Dia tertawa, "Ha ha ha, untuk apa?"
"Biasanya kamu selalu melarangku tentang dia."
"Memang?"
"Aku yang merasakannya."
"Ya sudah, sekarang kamu telepon, aku tahu kamu merindukannya."
"Bagaimana dengan kejadian pagi tadi?"
"Kamu yakin perempuan itu kekasihnya?"
"Aku lupa cerita denganmu. Perempuan itu mantan kekasihnya."
"Jadi, dia?"
"Itu yang membuatku menangis tadi."
"Jadi kamu berpikir mereka masih ada hubungan?"
"Bisa saja, mereka belum lama putus."
"Memang siapa yang memutuskan lebih dulu?"
"Kata temanku, dia."
"Berarti kamu masih punya harapan, bisa saja mantan kekasihnya yang mengajak bertemu, iya bukan?"
"Bisa saja sih," kataku sembari menerawang ke pintu kamar.
"Ya sudah, kalau kamu rindu, telepon dia, kalau perlu, temui."
"Ih."
"Hei, aku serius. Kamu perjelas dengannya, temui dia."
"Hm. Baiklah."
"Kamu--"
"Kamu memang temanku." kataku memotong ucapannya, karena aku mengetahui arah ucapan itu.

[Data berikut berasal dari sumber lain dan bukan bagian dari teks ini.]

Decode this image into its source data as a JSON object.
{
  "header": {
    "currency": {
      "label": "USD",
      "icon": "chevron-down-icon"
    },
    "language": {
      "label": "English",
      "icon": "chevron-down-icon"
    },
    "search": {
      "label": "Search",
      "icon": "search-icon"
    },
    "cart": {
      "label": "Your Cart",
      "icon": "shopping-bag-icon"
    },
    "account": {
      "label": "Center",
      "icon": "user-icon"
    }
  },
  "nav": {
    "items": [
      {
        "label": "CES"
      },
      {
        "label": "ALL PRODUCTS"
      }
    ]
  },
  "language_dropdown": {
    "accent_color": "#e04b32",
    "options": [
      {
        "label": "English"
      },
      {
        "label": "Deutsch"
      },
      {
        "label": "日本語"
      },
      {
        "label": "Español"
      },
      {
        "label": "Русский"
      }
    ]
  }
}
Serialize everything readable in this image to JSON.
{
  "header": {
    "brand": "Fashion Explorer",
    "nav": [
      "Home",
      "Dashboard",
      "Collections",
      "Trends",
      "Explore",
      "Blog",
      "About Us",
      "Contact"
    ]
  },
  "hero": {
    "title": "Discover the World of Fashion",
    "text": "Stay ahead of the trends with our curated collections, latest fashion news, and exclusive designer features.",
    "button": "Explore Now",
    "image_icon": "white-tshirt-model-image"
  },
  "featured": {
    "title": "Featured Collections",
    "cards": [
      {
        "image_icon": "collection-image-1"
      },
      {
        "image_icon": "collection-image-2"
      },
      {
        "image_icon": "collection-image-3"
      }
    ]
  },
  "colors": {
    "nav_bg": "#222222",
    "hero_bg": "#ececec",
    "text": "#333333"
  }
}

"Sampai kamu hafal. Ya sudah, semoga berhasil."
"Terima kasih."
"Iya."
Lalu aku mengalihkan ke nomor telepon dia.
"Halo?" ku dengar suara khasnya.
"Iya." ku jawab ragu.
"Kamu rindu aku?"
Aku terdiam sesaat. Dia sudah hafal sekali dengan tingkahku.
"Aku ingin ketemu."
"Kenapa kamu tadi menghindariku?"
"Ku pikir, jika aku disitu, akan mengganggu kalian." kataku ragu-ragu.
Dia tertawa, "Ha ha ha, aku pikir kamu sudah tahu tentang perempuan itu."
"Aku sudah tahu, dia mantan kekasihmu kan?"
"Kamu benar sekali, dan ku pikir kamu juga mengerti pertemuan tadi."
"Aku ingin ketemu."
"Baik kita ketemu di Warung Kopi sekarang."
"Bandmu enggak ada urusan?"
"Berhentilah kamu membahas urusan bandku. Temui aku sekarang."
"Maaf."
"Baiklah, sampai ketemu."
Lalu sambungan terputus.
°°°°°°°
"Pesananmu sedang dibuat."
Aku mengeryit bingung, "memang aku pesan apa?"
"Vanilla Latte hangat?"
"Padahal aku ingin yang dingin malam ini."
"Enggak bagus buatmu."
"Perhatian sekali kamu." kataku datar.
"Bagaimana pendapatmu tentang perempuan yang bersamaku pagi tadi?" dia menatapku lekat.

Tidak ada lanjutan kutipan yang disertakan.